The Little Calumet River is the most important ecological resource near the landfill.
Sensitive Habitats
Palustrine wetlands were identified from the Lake Calumet and Blue Island wetlands maps. A small (0.4 x 0.04 mile) emergent vegetation wetland is as close as 0.15 miles (mi) to the south and southwest of the site, but is upgradient of the reported ditch flows and is mainly situated on the opposite side of the glass recycling plant. A small (0.4 x 0.08 mi) temporarily flooded mixed forest and emergent vegetation wetland is across the river from the landfill, in Altgeld Gardens, west of Beaubien Preserve and south of Carver Park. This wetland is not shown as directly fronting the river, and is classified as having partial drainage. The Beaubien Preserve has approximately 0.8 mi frontage of temporarily and seasonally flooded deciduous forest and emergent vegetation wetlands on the Little Calumet, but is about 0.4 mi upstream of the site.

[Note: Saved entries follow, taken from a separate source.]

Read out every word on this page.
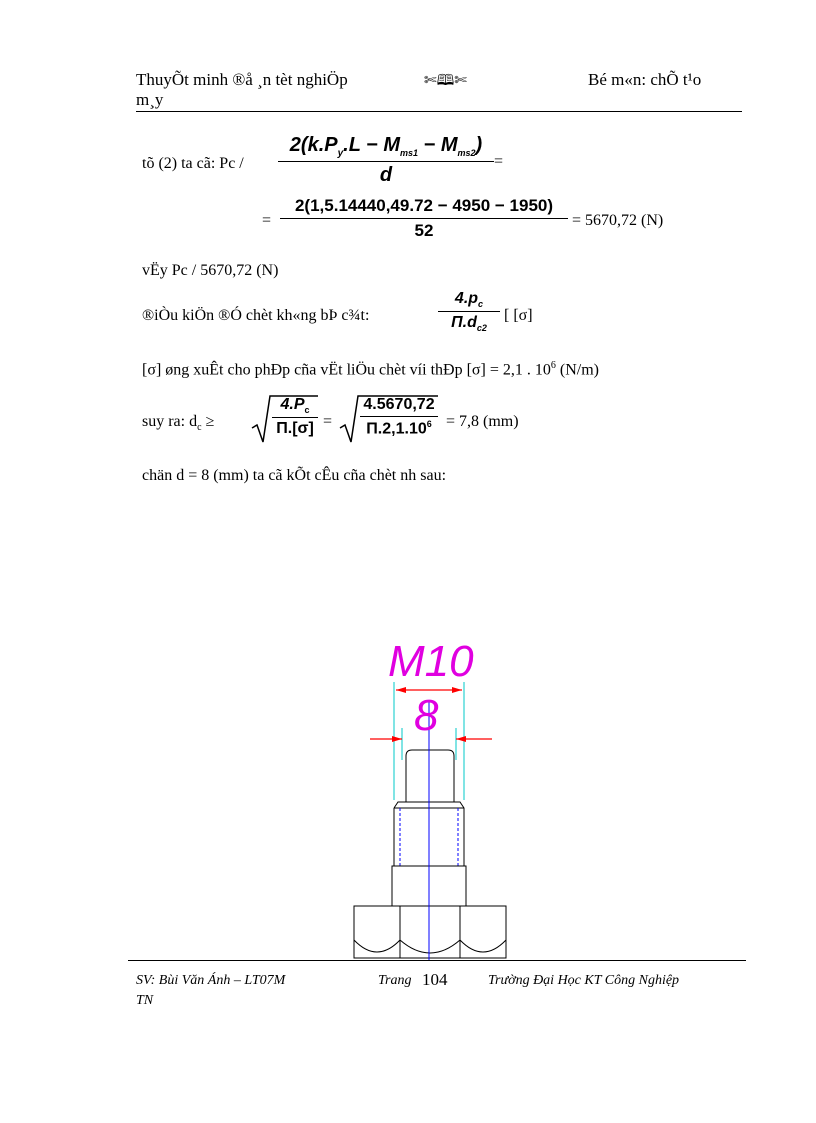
ThuyÕt minh ®å ¸n tèt nghiÖp
m¸y
✄🕮✄	Bé m«n: chÕ t¹o
tõ (2) ta cã: Pc /
$2(k.P_y.L - M_{ms1} - M_{ms2})$
d
=
=
2(1,5.14440,49.72 − 4950 − 1950)
52
= 5670,72 (N)
vËy Pc / 5670,72 (N)
®iÒu kiÖn ®Ó chèt kh«ng bÞ c¾t:
$4.p_c$
$\Pi.d_{c2}$
[ [σ]
[σ] øng xuÊt cho phÐp cña vËt liÖu chèt víi thÐp [σ] = 2,1 . $10^6$ (N/m)
suy ra: $d_c$ ≥
$4.P_c$
Π.[σ] =
4.5670,72
$\Pi.2,1.10^6 = 7,8$ (mm)
chän d = 8 (mm) ta cã kÕt cÊu cña chèt nh sau:
M10
8
SV: Bùi Văn Ánh – LT07M
TN
Trang 104	Trường Đại Học KT Công Nghiệp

The next closest wetlands along the river are two deciduous forest palustrine wetlands about 2.5 and 2.75 mi downstream. The former, with about 0.14 mi river frontage, is on the north bank between the river and the rail spur south of 127th Street, and is temporarily flooded. The latter, with approximately 0.5 mi river frontage, is on the south bank west of the rail bridge, part of the Whistler Preserve, Cook County Forest Preserve District, Riverdale, and is seasonally flooded.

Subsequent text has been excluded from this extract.